Back in the bad old days before the internet took hold, Australia’s two most powerful families — the Murdochs and the Packers — would often selfishly carve up the political and media landscape for their own benefit.

Their media power would be deployed against rivals or politicians who didn’t bend to their will, and from time to time they would agree not to attack each other, especially on personal matters.

The low watermark arguably occurred in 1998, when the Murdoch newspapers across Australia refused to even report that James Packer had called off his engagement to Kate Fischer.

It was a request from the Packers to the Murdochs, who then ordered all News Limtied editors into an embarrassing regime of North Korean-style censorship, which then Daily Telegraph boss Col Allan absolutely hated.

These days, James Packer privately describes Rupert Murdoch as “the scariest person in the world” and is happy to be out of the media wars and building on his global casino fortune with the support and protection of his friend Lachlan Murdoch, who is now co-chairman of News Corp.

The Guardian’s Nick Davies this week neatly summed up how the Murdochs play the media stand-over game in the United Kingdom. It’s a brutal regime that relies on fear and the ability of the Murdoch outlets to persuade enough voters to go a certain way come election time, as Media Watch pointed out about The Daily Telegraph’s recent coverage of the NSW state election.

At one level, you have to admire the Packer family for having a unique global record in having taken on the Murdochs and won during the Australian pay-TV wars.

But if he were still in charge of Channel Nine, would James Packer have dared to broadcast this eight-minute attack on multinational tax-dodgers that A Current Affair produced last night? I doubt it, because revenge would have been swift, with swingeing attacks on all things Crown Casino by the Murdoch press.

Rupert, News Corp and Foxtel were front and centre in the powerful ACA story, with a long-time Murdoch critic, Fairfax reporter Michael West, quoted at length. It almost felt like the rumoured Fairfax-Nine merger had already happened.

About 1.16 million Australians watched the ACA story last night, which was timed to coincide with today’s first appearances before the Senate inquiry into global tax avoidance.

News Corp is now clearly on the back foot because this huge ACA audience absolutely dwarfs the few thousand who would have read today’s Darren Davidson story in The Australian defending News Corp’s tax record ahead of its appearance before the Senate inquiry this afternoon.

Rupert Murdoch has a multi-decade record of pushing the tax envelope globally, and if senators want to take News Corp Australia CEO Julian Clarke into uncomfortable territory, they should revisit the issue of the 2004-05 float of Karlholt on the Bermuda stock exchange.

This was a brazen tax rort designed to deny ACT taxpayers more than $70 million of stamp duty as part of the Murdoch empire shifting from Australia to the shareholder-unfriendly and low-tax US jurisdiction of Delaware.

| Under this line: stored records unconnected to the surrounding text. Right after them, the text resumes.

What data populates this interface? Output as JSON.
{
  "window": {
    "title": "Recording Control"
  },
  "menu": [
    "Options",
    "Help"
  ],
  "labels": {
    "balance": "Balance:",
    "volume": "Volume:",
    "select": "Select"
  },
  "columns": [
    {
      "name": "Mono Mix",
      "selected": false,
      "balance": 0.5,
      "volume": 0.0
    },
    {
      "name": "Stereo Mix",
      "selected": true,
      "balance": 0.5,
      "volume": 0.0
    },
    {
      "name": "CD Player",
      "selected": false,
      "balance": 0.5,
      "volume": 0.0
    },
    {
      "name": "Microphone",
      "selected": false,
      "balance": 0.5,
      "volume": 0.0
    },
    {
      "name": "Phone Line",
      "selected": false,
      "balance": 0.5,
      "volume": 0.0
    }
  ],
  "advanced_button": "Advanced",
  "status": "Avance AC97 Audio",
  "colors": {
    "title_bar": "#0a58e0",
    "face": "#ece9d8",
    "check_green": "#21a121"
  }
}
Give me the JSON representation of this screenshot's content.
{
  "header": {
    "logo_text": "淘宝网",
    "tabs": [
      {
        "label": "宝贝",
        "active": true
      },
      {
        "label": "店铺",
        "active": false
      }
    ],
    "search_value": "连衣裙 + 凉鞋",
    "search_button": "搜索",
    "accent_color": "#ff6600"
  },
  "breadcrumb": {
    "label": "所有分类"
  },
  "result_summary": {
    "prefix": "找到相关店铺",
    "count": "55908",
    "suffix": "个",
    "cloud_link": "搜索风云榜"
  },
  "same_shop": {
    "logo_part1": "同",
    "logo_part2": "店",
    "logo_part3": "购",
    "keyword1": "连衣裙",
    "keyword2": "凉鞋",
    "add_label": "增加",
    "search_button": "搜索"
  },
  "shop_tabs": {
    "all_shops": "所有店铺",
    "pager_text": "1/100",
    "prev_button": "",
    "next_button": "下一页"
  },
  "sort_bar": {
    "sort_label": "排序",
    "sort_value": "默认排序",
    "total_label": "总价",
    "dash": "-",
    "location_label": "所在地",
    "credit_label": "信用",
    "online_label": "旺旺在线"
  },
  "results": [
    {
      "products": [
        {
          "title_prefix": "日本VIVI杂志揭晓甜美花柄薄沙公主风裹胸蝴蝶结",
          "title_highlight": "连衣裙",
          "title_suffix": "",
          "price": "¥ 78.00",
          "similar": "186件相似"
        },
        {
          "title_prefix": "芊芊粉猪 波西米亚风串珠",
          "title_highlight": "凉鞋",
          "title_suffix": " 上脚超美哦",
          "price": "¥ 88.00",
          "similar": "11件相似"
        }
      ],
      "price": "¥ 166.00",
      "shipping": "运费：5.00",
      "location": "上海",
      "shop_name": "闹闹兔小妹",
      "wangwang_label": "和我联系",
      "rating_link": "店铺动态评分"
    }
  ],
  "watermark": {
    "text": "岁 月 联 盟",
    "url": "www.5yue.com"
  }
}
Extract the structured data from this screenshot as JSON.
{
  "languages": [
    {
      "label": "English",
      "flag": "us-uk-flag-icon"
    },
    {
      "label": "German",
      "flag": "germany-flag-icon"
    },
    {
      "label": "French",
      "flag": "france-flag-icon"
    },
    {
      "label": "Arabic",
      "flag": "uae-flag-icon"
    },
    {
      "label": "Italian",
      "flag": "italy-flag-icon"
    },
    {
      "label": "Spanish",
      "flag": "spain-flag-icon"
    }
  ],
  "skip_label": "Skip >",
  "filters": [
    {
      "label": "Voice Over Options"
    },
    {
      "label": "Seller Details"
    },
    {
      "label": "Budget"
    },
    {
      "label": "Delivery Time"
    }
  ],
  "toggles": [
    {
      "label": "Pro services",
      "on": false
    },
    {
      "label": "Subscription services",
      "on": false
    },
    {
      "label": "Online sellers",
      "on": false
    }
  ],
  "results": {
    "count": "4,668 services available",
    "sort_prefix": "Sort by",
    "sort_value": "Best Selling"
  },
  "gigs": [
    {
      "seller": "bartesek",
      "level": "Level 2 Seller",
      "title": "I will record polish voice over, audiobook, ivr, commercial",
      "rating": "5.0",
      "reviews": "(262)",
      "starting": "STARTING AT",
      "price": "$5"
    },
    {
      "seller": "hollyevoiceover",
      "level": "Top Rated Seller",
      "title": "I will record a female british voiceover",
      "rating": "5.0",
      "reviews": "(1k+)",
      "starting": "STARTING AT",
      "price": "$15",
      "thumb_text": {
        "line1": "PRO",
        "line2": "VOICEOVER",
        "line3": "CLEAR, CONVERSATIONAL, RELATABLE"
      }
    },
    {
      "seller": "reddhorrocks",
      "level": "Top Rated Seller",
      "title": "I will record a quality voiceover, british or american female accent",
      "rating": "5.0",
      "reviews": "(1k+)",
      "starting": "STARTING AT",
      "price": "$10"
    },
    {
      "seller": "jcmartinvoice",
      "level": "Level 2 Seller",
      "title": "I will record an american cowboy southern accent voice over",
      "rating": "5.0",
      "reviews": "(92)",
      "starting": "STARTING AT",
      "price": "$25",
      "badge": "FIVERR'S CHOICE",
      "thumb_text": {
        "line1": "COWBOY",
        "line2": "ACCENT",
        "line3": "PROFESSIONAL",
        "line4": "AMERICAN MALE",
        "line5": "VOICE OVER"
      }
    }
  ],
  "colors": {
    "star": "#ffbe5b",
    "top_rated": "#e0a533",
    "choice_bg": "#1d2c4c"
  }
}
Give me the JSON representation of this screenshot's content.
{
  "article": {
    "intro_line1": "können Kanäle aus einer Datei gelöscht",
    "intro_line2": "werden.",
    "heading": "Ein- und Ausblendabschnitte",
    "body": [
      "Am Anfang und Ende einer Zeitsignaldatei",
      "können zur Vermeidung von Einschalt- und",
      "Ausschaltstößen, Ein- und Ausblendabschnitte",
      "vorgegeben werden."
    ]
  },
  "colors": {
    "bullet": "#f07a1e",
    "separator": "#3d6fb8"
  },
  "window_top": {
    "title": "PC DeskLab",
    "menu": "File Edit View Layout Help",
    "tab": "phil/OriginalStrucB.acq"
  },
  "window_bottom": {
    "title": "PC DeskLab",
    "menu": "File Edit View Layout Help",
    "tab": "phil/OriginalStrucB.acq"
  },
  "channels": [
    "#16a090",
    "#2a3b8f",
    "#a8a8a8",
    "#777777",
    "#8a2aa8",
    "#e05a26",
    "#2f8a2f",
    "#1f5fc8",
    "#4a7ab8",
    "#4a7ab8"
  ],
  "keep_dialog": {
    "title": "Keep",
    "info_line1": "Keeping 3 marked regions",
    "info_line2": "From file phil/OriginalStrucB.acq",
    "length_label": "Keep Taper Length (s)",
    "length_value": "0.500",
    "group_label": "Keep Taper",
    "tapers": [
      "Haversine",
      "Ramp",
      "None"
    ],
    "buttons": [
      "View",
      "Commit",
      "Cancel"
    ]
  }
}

The Murdochs eventually settled in full with the ACT government but have never publicly explained the ruse.

Journalists love to belittle corporate spin doctors, but media companies do it better than most, and the truth usually lies somewhere in the middle.

Watch the A Current Affair piece for yourself and then immediately read Darren Davidson. Who is winning the PR war?

Labor Senator Sam Dastyari is carving out a national profile with his full-throated attacks on multinational tax-dodgers, as can been seen in this hard-hitting opinion piece in Fairfax papers today.

Interestingly, the best counter-attack so far was launched by Fairfax and Nine’s very own Joe Aston in The Australian Financial Review’s Rear Window column today. Aston is right about some of the hypocrisy from the likes of Dastyari and the tax-exempt Uniting Church, but the debate is still healthy, and an institution’s history should not stop it from participating.

Newly installed Victorian Liberal Party president Michael Kroger also made a perfectly legitimate point on The Bolt Report last Sunday when he said that unions pay no tax at all and have contributed hundreds of millions to the ALP over the past few decades.

By way of contrast, most individual and corporate donations to the Liberal Party are paid in after-tax dollars, although earnings by the likes of its asset-rich Cormack Foundation are largely tax free.

Tax reform is needed in Australia, so full marks so far to the Abbott government white paper and this Senate inquiry for kicking off what should be a long and sustained debate ahead of the 2016 federal election.

Let’s just hope that aggressive tax planner Rupert Murdoch can put his own position aside to allow his media outlets to contribute factually and sensibly to the argument.